In pursuance of this plan of appropriating what he could from the practice and methods of the proficients in the art, Cox determined to take lessons from the living as well as from the dead. For some time his choice hesitated between John Varley, John Glover, and William Havell. He finally decided to go to Varley, who treated him with much kindness. Varley, who was only five years older than Cox, was one of the most successful teachers of the time, and, in addition to Cox, he numbered Mulready, W. H. Hunt, Linnell, Samuel Palmer, Copley Fielding, and De Windt among his pupils. His early manner was modelled largely on the practice of John Cozens and Girtin; and the simplicity, directness and dignity of much of Cox’s early work is certainly due to the thoroughness with which Varley had mastered the traditions of the earlier English water-colour painters, and to his capacities as a teacher. The second plate in this volume is a reproduction of one of Cox’s drawings of this period. The original water-colour, Old Westminster, is probably one of the most successful of Cox’s purely architectural drawings; it might almost pass for a Girtin.

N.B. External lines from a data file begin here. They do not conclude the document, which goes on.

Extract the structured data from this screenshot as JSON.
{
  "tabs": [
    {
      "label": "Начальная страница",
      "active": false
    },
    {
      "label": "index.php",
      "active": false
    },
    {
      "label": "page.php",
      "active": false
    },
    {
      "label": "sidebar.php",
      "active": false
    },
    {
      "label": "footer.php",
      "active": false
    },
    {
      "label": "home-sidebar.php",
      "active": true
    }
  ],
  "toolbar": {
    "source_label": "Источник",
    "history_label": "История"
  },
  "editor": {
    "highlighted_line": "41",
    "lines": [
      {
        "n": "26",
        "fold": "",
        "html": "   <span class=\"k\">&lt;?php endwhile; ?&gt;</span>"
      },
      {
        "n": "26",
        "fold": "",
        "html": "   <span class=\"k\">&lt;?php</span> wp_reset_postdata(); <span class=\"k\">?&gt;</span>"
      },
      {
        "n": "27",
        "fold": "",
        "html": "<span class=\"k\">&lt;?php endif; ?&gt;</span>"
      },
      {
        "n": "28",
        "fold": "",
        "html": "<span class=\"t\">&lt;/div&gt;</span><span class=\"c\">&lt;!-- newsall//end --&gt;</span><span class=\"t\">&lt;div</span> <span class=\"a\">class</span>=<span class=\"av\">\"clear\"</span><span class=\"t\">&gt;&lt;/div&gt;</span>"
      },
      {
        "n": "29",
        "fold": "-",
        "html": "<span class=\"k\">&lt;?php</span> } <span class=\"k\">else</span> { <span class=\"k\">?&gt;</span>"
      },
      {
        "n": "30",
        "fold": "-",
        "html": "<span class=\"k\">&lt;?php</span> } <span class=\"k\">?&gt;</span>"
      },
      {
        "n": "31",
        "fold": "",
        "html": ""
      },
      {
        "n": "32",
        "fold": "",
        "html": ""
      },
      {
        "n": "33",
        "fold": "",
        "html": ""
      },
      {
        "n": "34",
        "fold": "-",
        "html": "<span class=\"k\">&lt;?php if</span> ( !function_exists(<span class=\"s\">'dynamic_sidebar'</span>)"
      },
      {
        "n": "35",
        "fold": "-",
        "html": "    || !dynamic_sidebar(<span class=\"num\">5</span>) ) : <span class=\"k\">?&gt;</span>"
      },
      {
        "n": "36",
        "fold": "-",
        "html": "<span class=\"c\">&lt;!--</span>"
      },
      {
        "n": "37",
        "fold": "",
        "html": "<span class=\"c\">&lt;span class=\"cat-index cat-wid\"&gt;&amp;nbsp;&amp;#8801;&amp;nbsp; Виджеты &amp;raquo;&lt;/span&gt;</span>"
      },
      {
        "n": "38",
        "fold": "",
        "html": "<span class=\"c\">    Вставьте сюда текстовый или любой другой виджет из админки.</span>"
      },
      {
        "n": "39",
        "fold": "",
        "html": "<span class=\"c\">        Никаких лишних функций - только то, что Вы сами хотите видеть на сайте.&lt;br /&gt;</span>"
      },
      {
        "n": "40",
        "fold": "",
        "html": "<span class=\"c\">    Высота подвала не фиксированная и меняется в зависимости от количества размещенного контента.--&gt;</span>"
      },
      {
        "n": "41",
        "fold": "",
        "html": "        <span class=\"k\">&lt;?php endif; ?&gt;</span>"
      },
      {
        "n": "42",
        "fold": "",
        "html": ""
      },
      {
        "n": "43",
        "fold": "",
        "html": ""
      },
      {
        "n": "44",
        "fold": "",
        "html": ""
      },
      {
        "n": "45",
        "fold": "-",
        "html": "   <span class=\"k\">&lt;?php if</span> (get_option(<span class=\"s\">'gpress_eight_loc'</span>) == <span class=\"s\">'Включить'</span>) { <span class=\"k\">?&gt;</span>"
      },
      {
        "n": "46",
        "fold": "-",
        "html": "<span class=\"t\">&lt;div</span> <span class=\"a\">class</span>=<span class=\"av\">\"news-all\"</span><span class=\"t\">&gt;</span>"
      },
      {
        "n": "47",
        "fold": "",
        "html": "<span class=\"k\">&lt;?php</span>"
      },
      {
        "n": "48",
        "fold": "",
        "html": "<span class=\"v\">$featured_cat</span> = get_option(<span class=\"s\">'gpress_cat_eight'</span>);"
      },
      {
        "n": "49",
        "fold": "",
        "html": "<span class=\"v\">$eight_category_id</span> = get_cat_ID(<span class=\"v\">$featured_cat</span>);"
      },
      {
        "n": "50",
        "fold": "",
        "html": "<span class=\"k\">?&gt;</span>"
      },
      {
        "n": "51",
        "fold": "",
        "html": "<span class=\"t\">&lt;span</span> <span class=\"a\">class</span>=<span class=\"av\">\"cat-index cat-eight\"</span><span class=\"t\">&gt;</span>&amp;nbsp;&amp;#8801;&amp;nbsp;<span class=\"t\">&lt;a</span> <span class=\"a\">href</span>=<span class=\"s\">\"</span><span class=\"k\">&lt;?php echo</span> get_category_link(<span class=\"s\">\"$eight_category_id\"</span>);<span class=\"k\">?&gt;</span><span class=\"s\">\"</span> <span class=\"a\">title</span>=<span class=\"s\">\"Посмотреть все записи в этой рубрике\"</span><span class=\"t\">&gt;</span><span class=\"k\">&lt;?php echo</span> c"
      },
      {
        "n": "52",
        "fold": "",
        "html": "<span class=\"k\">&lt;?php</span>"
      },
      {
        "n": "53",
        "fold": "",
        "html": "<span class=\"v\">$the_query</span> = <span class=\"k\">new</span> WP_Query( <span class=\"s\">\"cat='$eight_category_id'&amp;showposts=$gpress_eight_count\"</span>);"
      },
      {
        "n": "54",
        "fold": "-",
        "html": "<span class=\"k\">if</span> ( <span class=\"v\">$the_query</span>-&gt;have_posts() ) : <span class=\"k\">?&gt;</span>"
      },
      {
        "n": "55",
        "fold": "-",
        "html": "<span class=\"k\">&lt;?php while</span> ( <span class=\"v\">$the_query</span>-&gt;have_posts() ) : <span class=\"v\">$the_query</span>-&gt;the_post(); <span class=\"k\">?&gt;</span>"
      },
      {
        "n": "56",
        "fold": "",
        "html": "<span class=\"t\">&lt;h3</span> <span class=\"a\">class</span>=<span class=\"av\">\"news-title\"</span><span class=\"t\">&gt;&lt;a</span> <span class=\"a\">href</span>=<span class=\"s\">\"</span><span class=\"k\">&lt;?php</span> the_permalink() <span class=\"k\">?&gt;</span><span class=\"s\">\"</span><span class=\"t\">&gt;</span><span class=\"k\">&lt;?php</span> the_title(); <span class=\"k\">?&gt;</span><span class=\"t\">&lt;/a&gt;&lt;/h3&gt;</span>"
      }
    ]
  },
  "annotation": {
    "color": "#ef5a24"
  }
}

In 1805, Cox made his first journey into Wales. He supported himself at this time by working up the sketches made on such tours, and by chance commissions for scenery. A bill is still in existence, dated February 15, 1808, for “painting 310 yards of scenery at 4s. per square yard.” The year when he executed this lucrative commission was the year of his marriage to the eldest daughter of the landlady in whose house at Lambeth Cox had lodged since his arrival in London. His wife, who was eight years his senior, is said to have been a slight, delicate woman, of a naturally cheerful disposition. The young couple rented a small cottage at the corner of Dulwich Common, “just past the College on the road to the right.” Dulwich Common at that time was a wild and lonely spot, much frequented by gypsies, whose donkeys and picturesque rags and surroundings formed excellent material for the young artist’s compositions.